Swedish television personality and blogger

Margaux Stéphanie Persson Dietz (born 25 September 1990) is a Swedish blogger, television personality, and television presenter. She is best known as a former celebrity dancer in Let's Dance, presenting the dating show Hemliga beundrare (Secret admirers), and presenting the political YouTube channel "Partitempen".

==Biography==
Dietz grew up in Saltsjöbaden. In 2017, she gave birth to a son with Jacob Liebermann. The couple got married and were ordained by the Christian Democratic leader and friend Ebba Busch, although the marriage was not legally valid. They separated in late 2019.

Since 2017 she is part of Splay Networks. In 2018, she received four nominations in the social media awards Guldtuben and won "Video of the Year" for her video covering the birth of her child. In the same year she won the award for Influencer of the Year at the Elle gala.
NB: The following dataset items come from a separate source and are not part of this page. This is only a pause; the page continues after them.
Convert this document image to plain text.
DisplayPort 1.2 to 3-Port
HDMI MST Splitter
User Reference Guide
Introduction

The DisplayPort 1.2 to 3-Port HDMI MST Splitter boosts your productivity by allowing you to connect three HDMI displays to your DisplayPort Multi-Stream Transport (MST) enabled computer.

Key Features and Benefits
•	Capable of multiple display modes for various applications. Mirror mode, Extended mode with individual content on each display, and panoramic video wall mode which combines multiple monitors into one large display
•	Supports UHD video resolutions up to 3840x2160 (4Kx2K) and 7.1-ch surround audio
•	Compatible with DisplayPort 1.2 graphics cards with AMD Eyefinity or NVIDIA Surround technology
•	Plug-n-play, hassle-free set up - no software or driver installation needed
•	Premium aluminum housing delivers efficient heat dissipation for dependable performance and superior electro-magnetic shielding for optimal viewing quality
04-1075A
Dietz was one of the celebrity dancers on Let's Dance 2018 broadcast on TV4; her dance partner was Alexander Svanberg. In 2019, she became the television presenter of the dating show Hemliga beundrare which is broadcast on TV3.
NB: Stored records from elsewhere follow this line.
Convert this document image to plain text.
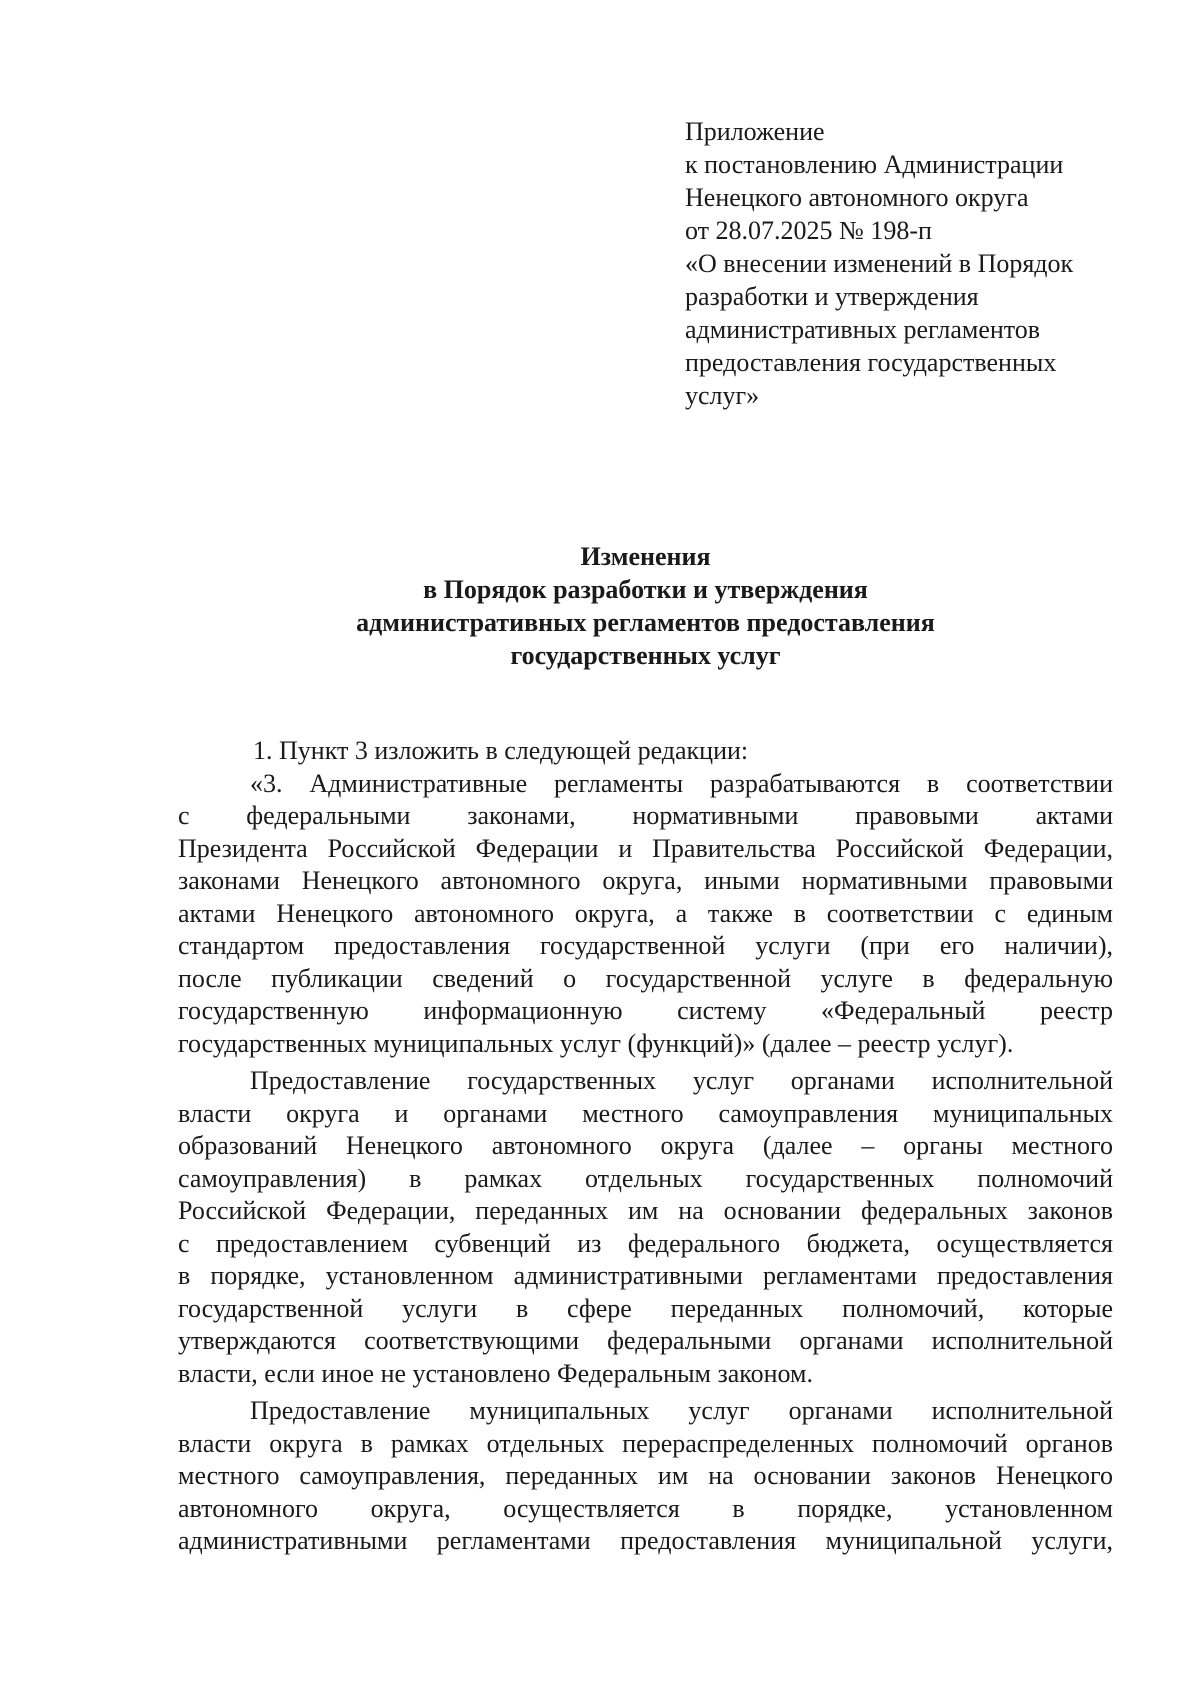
Приложение
к постановлению Администрации
Ненецкого автономного округа
от 28.07.2025 № 198-п
«О внесении изменений в Порядок
разработки и утверждения
административных регламентов
предоставления государственных
услуг»
Изменения
в Порядок разработки и утверждения
административных регламентов предоставления
государственных услуг

1. Пункт 3 изложить в следующей редакции:

«3. Административные регламенты разрабатываются в соответствии
с федеральными законами, нормативными правовыми актами
Президента Российской Федерации и Правительства Российской Федерации,
законами Ненецкого автономного округа, иными нормативными правовыми
актами Ненецкого автономного округа, а также в соответствии с единым
стандартом предоставления государственной услуги (при его наличии),
после публикации сведений о государственной услуге в федеральную
государственную информационную систему «Федеральный реестр
государственных муниципальных услуг (функций)» (далее – реестр услуг).
Предоставление государственных услуг органами исполнительной
власти округа и органами местного самоуправления муниципальных
образований Ненецкого автономного округа (далее – органы местного
самоуправления) в рамках отдельных государственных полномочий
Российской Федерации, переданных им на основании федеральных законов
с предоставлением субвенций из федерального бюджета, осуществляется
в порядке, установленном административными регламентами предоставления
государственной услуги в сфере переданных полномочий, которые
утверждаются соответствующими федеральными органами исполнительной
власти, если иное не установлено Федеральным законом.
Предоставление муниципальных услуг органами исполнительной
власти округа в рамках отдельных перераспределенных полномочий органов
местного самоуправления, переданных им на основании законов Ненецкого
автономного округа, осуществляется в порядке, установленном
административными регламентами предоставления муниципальной услуги,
In 2018, Margaux Dietz started the YouTube channel "Partitempen" (lit. 'the party temperature') where she interviewed all the Swedish party leaders ahead of that year's election. She wanted to get younger people more engaged with the politics. The idea for the videos occurred to her when meeting leader Ebba Busch Thor who told her about the difficulties of reaching over 400,000 young voters that would be able to vote for the first time in 2018.

Partitempen operated differently to normal TV interviews for the party leaders. In the interviews all the party leaders could voice their opinions about current events.

In October 2022, Dietz filmed and published a video of herself and her son encountering a visibly injured and passed out man outside her apartment, attempting to portray the situation as comical. Several brands distanced themselves from Dietz and withdrew their sponsorships.